The 29-year-old says of her company's policy to have all staff and therapists go foundation-free: "Most people here use make-up less to enhance and more to conceal, especially when they have problematic skin. Going foundation-free is our way of countering that. It might be difficult in the beginning, but it is the best way to get healthy skin from the inside out."
Still, battling the social and professional expectations that a made-up face equates to "good grooming" continues to be a challenge that women have to face.

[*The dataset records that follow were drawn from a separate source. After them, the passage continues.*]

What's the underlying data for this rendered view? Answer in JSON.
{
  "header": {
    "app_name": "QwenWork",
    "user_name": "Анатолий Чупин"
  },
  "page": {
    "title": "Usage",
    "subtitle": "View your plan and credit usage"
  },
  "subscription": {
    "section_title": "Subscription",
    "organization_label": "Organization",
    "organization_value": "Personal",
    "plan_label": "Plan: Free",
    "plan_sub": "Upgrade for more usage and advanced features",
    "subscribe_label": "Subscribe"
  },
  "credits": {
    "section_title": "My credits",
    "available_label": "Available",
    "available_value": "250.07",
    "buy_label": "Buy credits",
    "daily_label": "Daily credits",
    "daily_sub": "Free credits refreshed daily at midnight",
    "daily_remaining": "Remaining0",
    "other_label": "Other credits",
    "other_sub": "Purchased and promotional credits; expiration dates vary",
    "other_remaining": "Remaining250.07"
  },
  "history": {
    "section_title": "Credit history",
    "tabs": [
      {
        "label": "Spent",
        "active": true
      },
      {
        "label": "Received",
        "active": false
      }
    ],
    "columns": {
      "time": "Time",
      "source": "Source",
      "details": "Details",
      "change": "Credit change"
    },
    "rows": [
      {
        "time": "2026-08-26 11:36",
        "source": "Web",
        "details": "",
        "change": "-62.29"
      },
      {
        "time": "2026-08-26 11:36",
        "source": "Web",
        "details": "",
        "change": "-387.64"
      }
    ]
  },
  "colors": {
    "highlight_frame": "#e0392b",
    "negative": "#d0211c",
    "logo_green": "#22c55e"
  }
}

Then there is the double standard that Deborah L. Rhode, Stanford Law professor and author of The Beauty Bias, speaks about in her book. In it, she points to how men can rise to the top of Silicon Valley in a T-shirt, but women walk a tight line with make-up - wearing too much is considered "vain", but nixing it entirely is "letting ourselves go".
For women here, that gendered dichotomy continues to be a difficult one to traverse.

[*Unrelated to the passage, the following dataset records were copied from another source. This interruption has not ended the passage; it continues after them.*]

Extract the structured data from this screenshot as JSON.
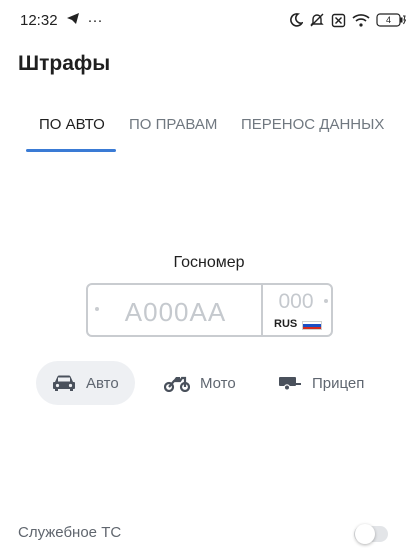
{
  "status_bar": {
    "time": "12:32",
    "more": "···",
    "battery": "4"
  },
  "page": {
    "title": "Штрафы"
  },
  "tabs": [
    {
      "label": "ПО АВТО",
      "active": true
    },
    {
      "label": "ПО ПРАВАМ",
      "active": false
    },
    {
      "label": "ПЕРЕНОС ДАННЫХ",
      "active": false
    }
  ],
  "plate": {
    "title": "Госномер",
    "number_placeholder": "A000AA",
    "region_placeholder": "000",
    "country": "RUS"
  },
  "vehicle_types": [
    {
      "label": "Авто",
      "icon": "car-icon",
      "active": true
    },
    {
      "label": "Мото",
      "icon": "motorcycle-icon",
      "active": false
    },
    {
      "label": "Прицеп",
      "icon": "trailer-icon",
      "active": false
    }
  ],
  "service_vehicle": {
    "label": "Служебное ТС",
    "enabled": false
  },
  "colors": {
    "accent": "#3a7bd5",
    "text_primary": "#1f1f1f",
    "text_secondary": "#707880",
    "chip_background": "#eef0f3"
  }
}
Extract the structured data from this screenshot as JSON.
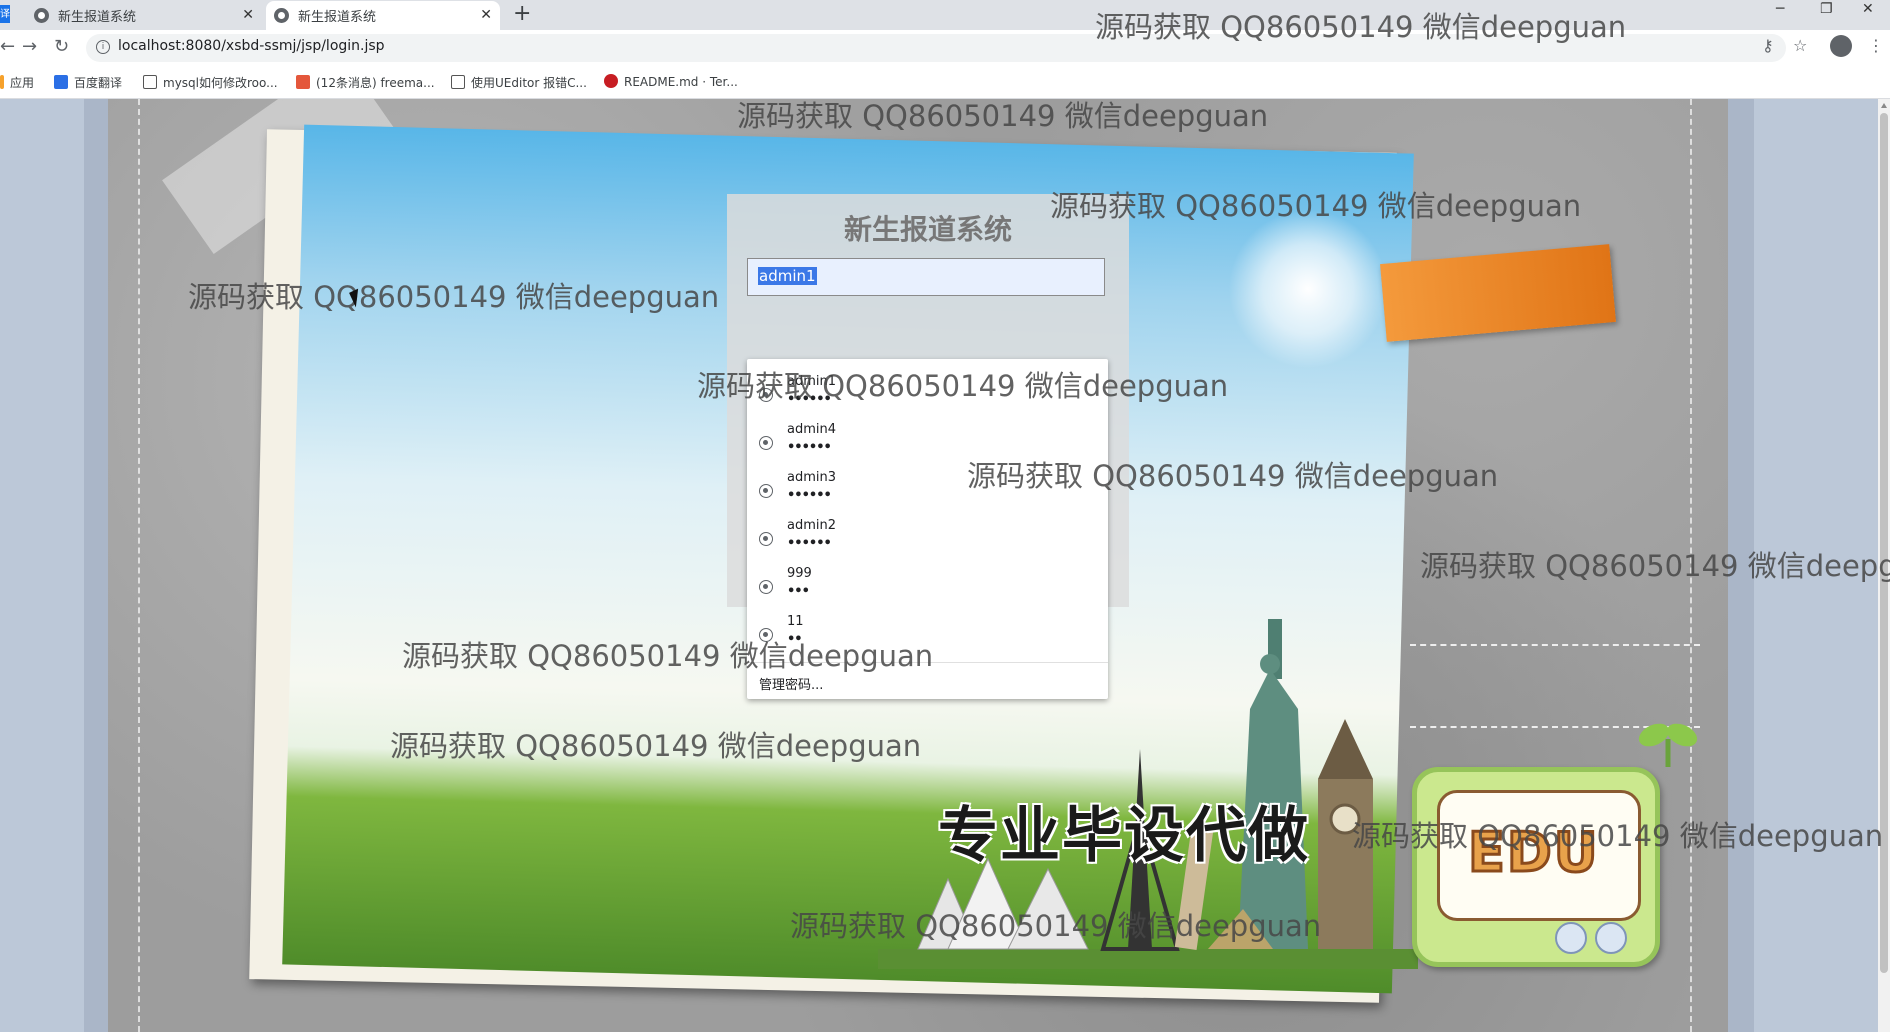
{
  "browser": {
    "tabs": [
      {
        "label": "新生报道系统",
        "active": false
      },
      {
        "label": "新生报道系统",
        "active": true
      }
    ],
    "new_tab_symbol": "+",
    "url": "localhost:8080/xsbd-ssmj/jsp/login.jsp",
    "bookmarks": [
      {
        "label": "应用",
        "icon": "apps-icon"
      },
      {
        "label": "百度翻译",
        "icon": "baidu-translate-icon"
      },
      {
        "label": "mysql如何修改roo...",
        "icon": "mysql-icon"
      },
      {
        "label": "(12条消息) freema...",
        "icon": "csdn-icon"
      },
      {
        "label": "使用UEditor 报错C...",
        "icon": "mysql-icon"
      },
      {
        "label": "README.md · Ter...",
        "icon": "gitee-icon"
      }
    ]
  },
  "login": {
    "title": "新生报道系统",
    "username_value": "admin1"
  },
  "autofill": {
    "items": [
      {
        "user": "admin1",
        "pass": "••••••"
      },
      {
        "user": "admin4",
        "pass": "••••••"
      },
      {
        "user": "admin3",
        "pass": "••••••"
      },
      {
        "user": "admin2",
        "pass": "••••••"
      },
      {
        "user": "999",
        "pass": "•••"
      },
      {
        "user": "11",
        "pass": "••"
      }
    ],
    "manage_label": "管理密码..."
  },
  "background": {
    "slogan": "专业毕设代做",
    "edu_logo": "EDU"
  },
  "watermark_text": "源码获取 QQ86050149 微信deepguan"
}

Ms Chiong, for one, recalls how her previous job at a boutique management consultancy firm here subtly stipulated the use of make- up in her contract.

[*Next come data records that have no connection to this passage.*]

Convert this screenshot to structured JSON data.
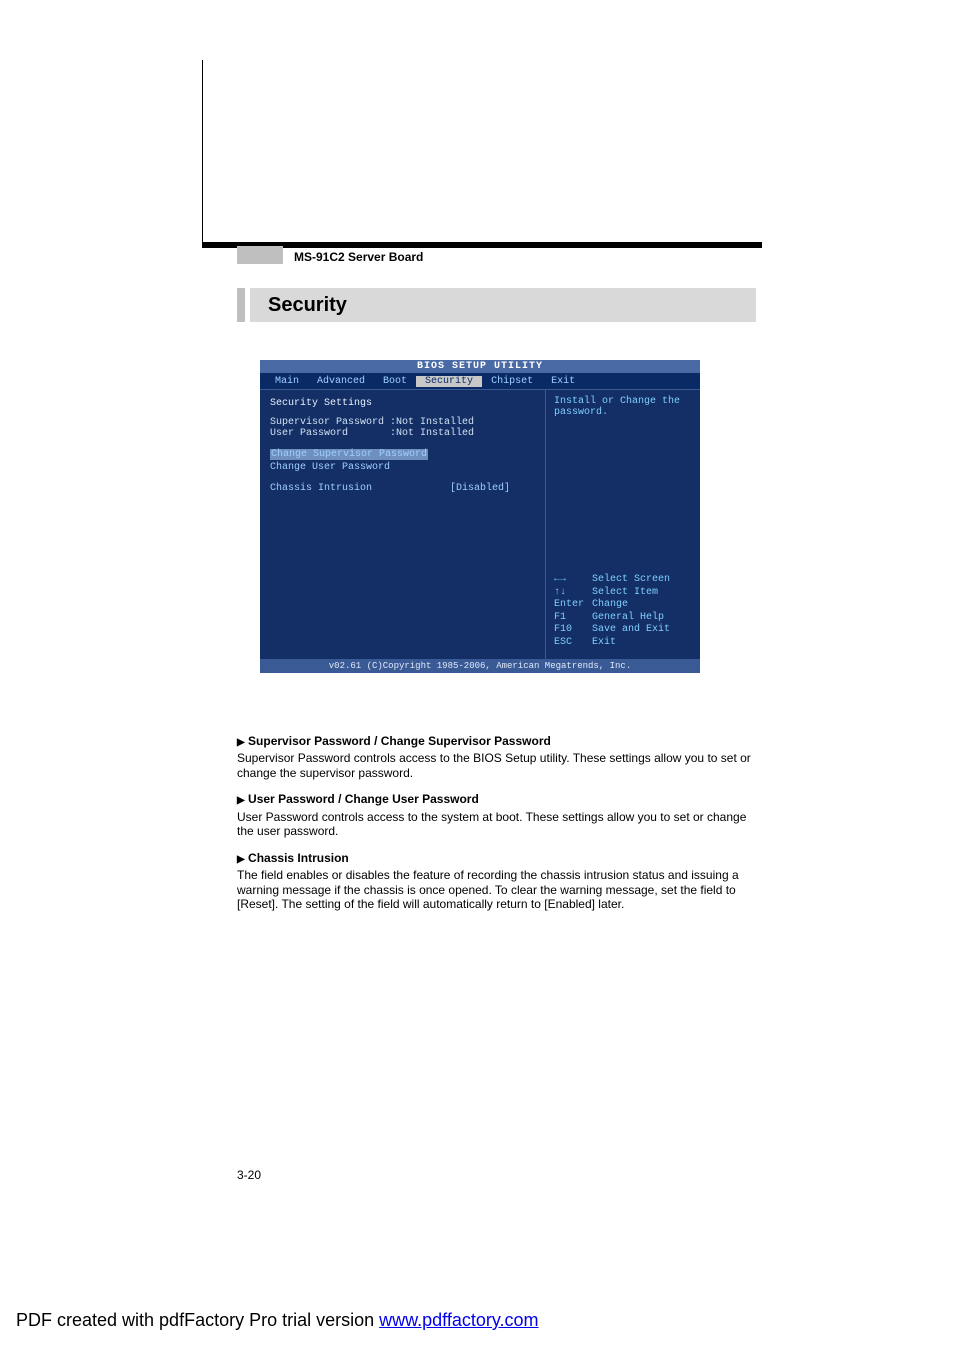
{
  "header": {
    "board_title": "MS-91C2 Server Board",
    "section_title": "Security"
  },
  "bios": {
    "title": "BIOS SETUP UTILITY",
    "tabs": [
      "Main",
      "Advanced",
      "Boot",
      "Security",
      "Chipset",
      "Exit"
    ],
    "active_tab": "Security",
    "left": {
      "heading": "Security Settings",
      "rows": [
        {
          "label": "Supervisor Password",
          "value": ":Not Installed"
        },
        {
          "label": "User Password",
          "value": ":Not Installed"
        }
      ],
      "links": [
        "Change Supervisor Password",
        "Change User Password"
      ],
      "option": {
        "label": "Chassis Intrusion",
        "value": "[Disabled]"
      }
    },
    "right": {
      "help_text": "Install or Change the password.",
      "nav": [
        {
          "key": "←→",
          "action": "Select Screen"
        },
        {
          "key": "↑↓",
          "action": "Select Item"
        },
        {
          "key": "Enter",
          "action": "Change"
        },
        {
          "key": "F1",
          "action": "General Help"
        },
        {
          "key": "F10",
          "action": "Save and Exit"
        },
        {
          "key": "ESC",
          "action": "Exit"
        }
      ]
    },
    "footer": "v02.61 (C)Copyright 1985-2006, American Megatrends, Inc."
  },
  "descriptions": {
    "items": [
      {
        "title": "Supervisor Password / Change Supervisor Password",
        "body": "Supervisor Password controls access to the BIOS Setup utility. These settings allow you to set or change the supervisor password."
      },
      {
        "title": "User Password / Change User Password",
        "body": "User Password controls access to the system at boot. These settings allow you to set or change the user password."
      },
      {
        "title": "Chassis Intrusion",
        "body": "The field enables or disables the feature of recording the chassis intrusion status and issuing a warning message if the chassis is once opened. To clear the warning message, set the field to [Reset]. The setting of the field will automatically return to [Enabled] later."
      }
    ]
  },
  "page_number": "3-20",
  "pdf_footer": {
    "prefix": "PDF created with pdfFactory Pro trial version ",
    "link_text": "www.pdffactory.com"
  }
}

"Women were expected to wear make-up and look presentable when meeting clients, but no such superficial obligations about hairstyles or facial hair were included for men," she says.
Finance executive Maggie Tan, 29, who dealt with a four-month bout of problematic skin this year, recalls being concerned about public judgment when she went bare-faced.
Ms Tan says of that period of unease: "Long term use of foundation had severely clogged my pores and I knew I had to avoid wearing make-up if I wanted my skin to get better. Initially, I was not used to going out without using foundation and would wear a cap when I was out.
"It was difficult because I had become used to seeing myself with an even skin tone in the mirror."
Still, despite the difficulty, it does seem that more Singaporean women are willing to take on the bare-face challenge.
Image: Host and entrepreneur Teh May Wan
For host and entrepreneur Teh May Wan, 35, frequently appearing sans make-up on Instagram is her way of setting an example for her two daughters, aged six and five.
The Norwegian-Chinese former model says: "People have seen my freckles on Instagram and left comments saying I have too much hyper pigmentation. But I just shrug off stuff like that. I was born like this and thankfully grew up with a confident mother who encouraged me to love my skin. I want my girls to know that make-up should not define them."
Home-grown actresses such as Fann Wong, Joanne Peh and Felicia Chin have also been doing their part to advocate sparing make-up.
Chin, 31, who has many a make-up-free selfie on Instagram and gamely went on the cover of 8 Days magazine in 2011 sans make-up, says: "I feel like, in my own small way, I give rise to such societal standards due to my line of work. But as much as I don't want to look tired on camera, I try and strike a balance when I go out, so I can put forth the most honest representation of myself whenever I can."
Image: Actress Joanne Peh
Peh, 33, who wrote a column in Chinese daily Lianhe Zaobao last month on her decision to wear less make-up, admits that turning down magazines and clients who force heavy make-up looks on her might have made her an unpopular choice to work with.
"It is the cost of speaking my mind", she says.
The new mother admits she has no qualms about rocking a more natural look. "People say I look sick and pale because they are so used to seeing me with heavy make-up. When they see me with a bare face, they cannot accept it.
"I don't understand this obsession with flawless beauty or why I need to hide behind a heavily painted face that doesn't flatter me."
Despite all the positive talk, going bare-faced is undoubtedly an uphill battle - one that involves slowly changing the mindsets and stereotypes that are associated with going make-up-free.
For Keys, who felt massive social pressure to wear make-up for years, the change happened only after a photographer took pictures of her after a gym session.
The photoshoot - which gave the world the first glimpse of the sprinkling of freckles across Keys' nose and cheeks - turned out to be, in Keys' words, the "strongest, most empowered, most free and most honestly beautiful" that she has felt.